Di tengah ruangan, berdiri sosoknya. Ia menatapku dengan mata yang bukan lagi milik manusia—dua lingkaran kosong, dalam, dan berdenyut seperti pusaran malam. Wajahnya adalah wajah istriku, tapi senyumnya tipis, dipahat oleh kebencian dan kepedihan.
"Kau telah kembali," katanya, suaranya kini bukan lagi ratapan melainkan perintah. "Tempat ini adalah rumah kita sekarang. Tidak ada jalan keluar."
Aku mencoba berbicara, meminta penjelasan, tapi suaraku hilang, ditelan oleh udara tebal yang penuh bisikan—bisikan dari dirinya, dari bayang-bayang di dinding, dari sesuatu yang tak kasat mata tetapi ada di mana-mana.
"Apa yang kau mau?" tanyaku akhirnya, suaraku terdengar kecil, seperti anak yang tersesat.
Ia tersenyum lebih lebar, tetapi bukan senyuman yang lembut. Itu adalah senyum seseorang yang telah menang. "Aku hanya ingin kau merasakan apa yang kurasakan," bisiknya, mendekat hingga aku bisa merasakan dinginnya napasnya di kulitku. "Kesepian, rasa ditinggalkan, dan rasa kehilangan yang abadi."
Dari dinding ruangan, bayangan mulai merayap, menyentuh kulitku, menyusup ke dalam pikiranku. Aku melihat kilasan—wajahnya menangis sendirian, suara pintu yang kututup dengan kasar, langkah kakiku menjauh. Tapi itu tidak berhenti di sana. Aku melihat lebih banyak—bayangannya, menunggu di sudut ruangan yang dingin, menunggu hingga malam melahapnya. Dan kemudian, aku melihatnya berbisik sesuatu ke kegelapan, memanggil sesuatu yang tak seharusnya datang.
"Aku... aku minta maaf," ucapku, tanganku gemetar.
"Kau akan minta maaf selamanya," katanya, suaranya penuh kepastian.

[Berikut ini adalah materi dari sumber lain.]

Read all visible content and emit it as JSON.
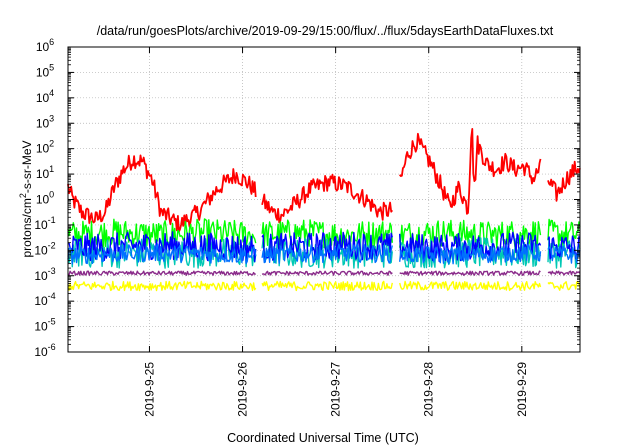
{
  "chart_data": {
    "type": "line",
    "title": "/data/run/goesPlots/archive/2019-09-29/15:00/flux/../flux/5daysEarthDataFluxes.txt",
    "xlabel": "Coordinated Universal Time (UTC)",
    "ylabel_parts": {
      "base": "protons/cm",
      "sup": "2",
      "rest": "-s-sr-MeV"
    },
    "x_axis": {
      "unit": "days",
      "start": "2019-09-24 03:00",
      "end": "2019-09-29 15:00",
      "xlim": [
        0,
        5.5
      ],
      "ticks": [
        {
          "x": 0.875,
          "label": "2019-9-25"
        },
        {
          "x": 1.875,
          "label": "2019-9-26"
        },
        {
          "x": 2.875,
          "label": "2019-9-27"
        },
        {
          "x": 3.875,
          "label": "2019-9-28"
        },
        {
          "x": 4.875,
          "label": "2019-9-29"
        }
      ]
    },
    "y_axis": {
      "scale": "log",
      "ylim": [
        -6,
        6
      ],
      "ticks": [
        {
          "exp": 6,
          "label": "10",
          "sup": "6"
        },
        {
          "exp": 5,
          "label": "10",
          "sup": "5"
        },
        {
          "exp": 4,
          "label": "10",
          "sup": "4"
        },
        {
          "exp": 3,
          "label": "10",
          "sup": "3"
        },
        {
          "exp": 2,
          "label": "10",
          "sup": "2"
        },
        {
          "exp": 1,
          "label": "10",
          "sup": "1"
        },
        {
          "exp": 0,
          "label": "10",
          "sup": "0"
        },
        {
          "exp": -1,
          "label": "10",
          "sup": "-1"
        },
        {
          "exp": -2,
          "label": "10",
          "sup": "-2"
        },
        {
          "exp": -3,
          "label": "10",
          "sup": "-3"
        },
        {
          "exp": -4,
          "label": "10",
          "sup": "-4"
        },
        {
          "exp": -5,
          "label": "10",
          "sup": "-5"
        },
        {
          "exp": -6,
          "label": "10",
          "sup": "-6"
        }
      ]
    },
    "grid": true,
    "gaps": [
      [
        2.02,
        2.08
      ],
      [
        3.49,
        3.56
      ],
      [
        5.08,
        5.15
      ]
    ],
    "series": [
      {
        "color": "#ff0000",
        "points": [
          [
            0,
            0.5
          ],
          [
            0.05,
            0
          ],
          [
            0.15,
            -0.5
          ],
          [
            0.3,
            -0.8
          ],
          [
            0.4,
            -0.5
          ],
          [
            0.5,
            0.5
          ],
          [
            0.6,
            1.2
          ],
          [
            0.7,
            1.6
          ],
          [
            0.8,
            1.5
          ],
          [
            0.9,
            0.8
          ],
          [
            1.0,
            -0.5
          ],
          [
            1.2,
            -1
          ],
          [
            1.4,
            -0.5
          ],
          [
            1.6,
            0.4
          ],
          [
            1.8,
            1
          ],
          [
            1.95,
            0.6
          ],
          [
            2.1,
            -0.1
          ],
          [
            2.2,
            -0.5
          ],
          [
            2.3,
            -0.6
          ],
          [
            2.4,
            -0.3
          ],
          [
            2.6,
            0.4
          ],
          [
            2.8,
            0.7
          ],
          [
            3.0,
            0.5
          ],
          [
            3.2,
            0
          ],
          [
            3.35,
            -0.5
          ],
          [
            3.49,
            -0.4
          ],
          [
            3.56,
            0.6
          ],
          [
            3.65,
            1.8
          ],
          [
            3.75,
            2.3
          ],
          [
            3.9,
            1.4
          ],
          [
            4.0,
            0.6
          ],
          [
            4.1,
            -0.3
          ],
          [
            4.2,
            0.5
          ],
          [
            4.3,
            -0.4
          ],
          [
            4.34,
            3.5
          ],
          [
            4.36,
            0.2
          ],
          [
            4.4,
            2.2
          ],
          [
            4.5,
            1.4
          ],
          [
            4.6,
            1.2
          ],
          [
            4.7,
            1.5
          ],
          [
            4.8,
            1.2
          ],
          [
            4.9,
            1.3
          ],
          [
            5.0,
            0.8
          ],
          [
            5.08,
            1.3
          ],
          [
            5.15,
            0.8
          ],
          [
            5.25,
            0.2
          ],
          [
            5.35,
            0.8
          ],
          [
            5.45,
            1.2
          ],
          [
            5.5,
            1.3
          ]
        ],
        "noise": 0.35
      },
      {
        "color": "#00ff00",
        "points": [
          [
            0,
            -1.4
          ],
          [
            0.5,
            -1.3
          ],
          [
            1.0,
            -1.4
          ],
          [
            1.5,
            -1.3
          ],
          [
            2.0,
            -1.4
          ],
          [
            2.5,
            -1.3
          ],
          [
            3.0,
            -1.4
          ],
          [
            3.49,
            -1.3
          ],
          [
            3.56,
            -1.4
          ],
          [
            4.0,
            -1.3
          ],
          [
            4.5,
            -1.4
          ],
          [
            5.0,
            -1.3
          ],
          [
            5.5,
            -1.4
          ]
        ],
        "noise": 0.55
      },
      {
        "color": "#00c8b4",
        "points": [
          [
            0,
            -2.1
          ],
          [
            1.0,
            -2.1
          ],
          [
            2.0,
            -2.1
          ],
          [
            3.0,
            -2.1
          ],
          [
            4.0,
            -2.1
          ],
          [
            5.0,
            -2.1
          ],
          [
            5.5,
            -2.1
          ]
        ],
        "noise": 0.6
      },
      {
        "color": "#0000ff",
        "points": [
          [
            0,
            -1.9
          ],
          [
            1.0,
            -1.8
          ],
          [
            2.0,
            -1.9
          ],
          [
            3.0,
            -1.8
          ],
          [
            4.0,
            -1.9
          ],
          [
            5.0,
            -1.8
          ],
          [
            5.5,
            -1.9
          ]
        ],
        "noise": 0.55
      },
      {
        "color": "#0070ff",
        "points": [
          [
            0,
            -2.2
          ],
          [
            1.0,
            -2.1
          ],
          [
            2.0,
            -2.2
          ],
          [
            3.0,
            -2.1
          ],
          [
            4.0,
            -2.2
          ],
          [
            5.0,
            -2.1
          ],
          [
            5.5,
            -2.2
          ]
        ],
        "noise": 0.35
      },
      {
        "color": "#8a2b8a",
        "points": [
          [
            0,
            -2.9
          ],
          [
            1.0,
            -2.9
          ],
          [
            2.0,
            -2.9
          ],
          [
            3.0,
            -2.9
          ],
          [
            4.0,
            -2.9
          ],
          [
            5.0,
            -2.9
          ],
          [
            5.5,
            -2.9
          ]
        ],
        "noise": 0.08
      },
      {
        "color": "#ffff00",
        "points": [
          [
            0,
            -3.4
          ],
          [
            1.0,
            -3.4
          ],
          [
            2.0,
            -3.4
          ],
          [
            3.0,
            -3.4
          ],
          [
            4.0,
            -3.4
          ],
          [
            5.0,
            -3.4
          ],
          [
            5.5,
            -3.4
          ]
        ],
        "noise": 0.18
      }
    ]
  }
}
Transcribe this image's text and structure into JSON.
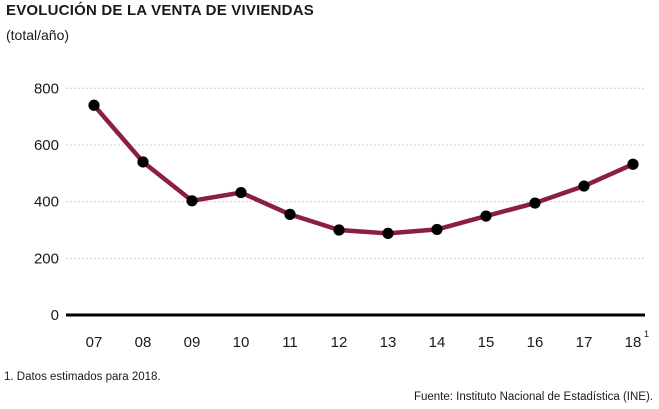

Tiba-tiba, ruangan itu berubah. Dinding-dindingnya memanjang, menjadi labirin tanpa ujung, setiap sudutnya dihuni oleh bayangan yang menangis, memanggilku dengan suaranya. Aku mulai berlari, mencoba menemukan jalan keluar, tapi setiap langkah membawaku kembali ke tempat yang sama—ke dirinya, menungguku di tengah kegelapan.
"Apa ini?" teriakku.
"Ini adalah rumahmu sekarang," katanya. "Seperti aku terjebak dalam tangisku, kini kau terjebak dalam bayanganku."
Dan aku tahu, saat itu juga, bahwa aku tidak akan pernah keluar. Aku akan terus berlari, mendengar tangisan yang tak pernah berhenti, dikelilingi oleh bayangan yang mengingatkanku pada dosa yang tak bisa dihapus.
Begitulah caranya membalas dendam: bukan dengan kemarahan, tapi dengan menjadikanku bagian dari kesedihannya, selamanya.